Unfortunately, the same weather also presents challenges to outdoor sellers. Storms, sun and relentless heat cause difficulties for makers of bath and body products. Unsightly condensation and the resulting damaged labels, melted butters and sweating soap are common.
Whipped body butters are among the most problematic. They melt under the summer heat and turn to liquid. What is a vendor to do?
Some sellers do not sell their butters during the summer, given the difficulty. Others try to find solutions so they can continue selling a popular product.
If you want to sell butters, here are some ideas:
- Convert your formula to a hydrous butter. If you can, this is a great solution because these butters will not melt. It helps to keep them as cool as possible so as not to tax the preservative system, but it is easier to carry these products than it is to keep anhydrous butters solid.
- If you prefer an anhydrous product, consider adding an ingredient with a higher melt point. It will prevent the butter from melting as quickly. Beeswax, cetyl alcohol and other cosmetic alcohols are helpful in this regard.
- Choose a double walled container. They insulate butters to a certain degree.
- Keep the product cold. Store butters in a cooler and switch out containers after they sit out for some time. Line the cooler with absorbent material and protect the labels from condensation or melting ice with zip top bags. Encase ice packs in zip top bags and absorbent material, also, to prevent condensation from ruining labels. Since hot air rises, ice packs on the top are most effective.
- To protect the butter after purchase, package them in an insulated bag or with an ice pack. The customer can pay an additional cost for an insulated bag or adjust the product price to reflect the cost of an ice pack.

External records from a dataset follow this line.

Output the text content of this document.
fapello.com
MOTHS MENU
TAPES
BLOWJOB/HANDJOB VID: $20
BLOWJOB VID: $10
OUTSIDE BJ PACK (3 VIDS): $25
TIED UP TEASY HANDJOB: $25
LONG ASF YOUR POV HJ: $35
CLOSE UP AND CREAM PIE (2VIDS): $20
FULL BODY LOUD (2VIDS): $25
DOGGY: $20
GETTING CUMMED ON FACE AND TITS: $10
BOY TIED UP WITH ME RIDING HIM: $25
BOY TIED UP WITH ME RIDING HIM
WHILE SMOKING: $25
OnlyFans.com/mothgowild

Whatever you decide, take time to test your strategies; do not wait until the show to find out if they work. Place a jar and put in the cooler for a time, then let it sit in the sun. Check the contents frequently and let it sit for the number of hours they will sit for the show. Set a jar out in the sun to see how long it takes before the butter begins to melt to determine how long the display product is safe outside of the cooler. Test until you are confident that the butter will withstand the typical conditions of a summer show.
If your butters are popular sellers, the extra measures may include a change in formula or packaging, but it may be worth the trouble. Of course, you want to count these costs in the pricing.
Testing is time-consuming, indeed, and will cost initially; but when the show arrives, you can display and sell with confidence.
Do you sell body butters outside? What tips can you share?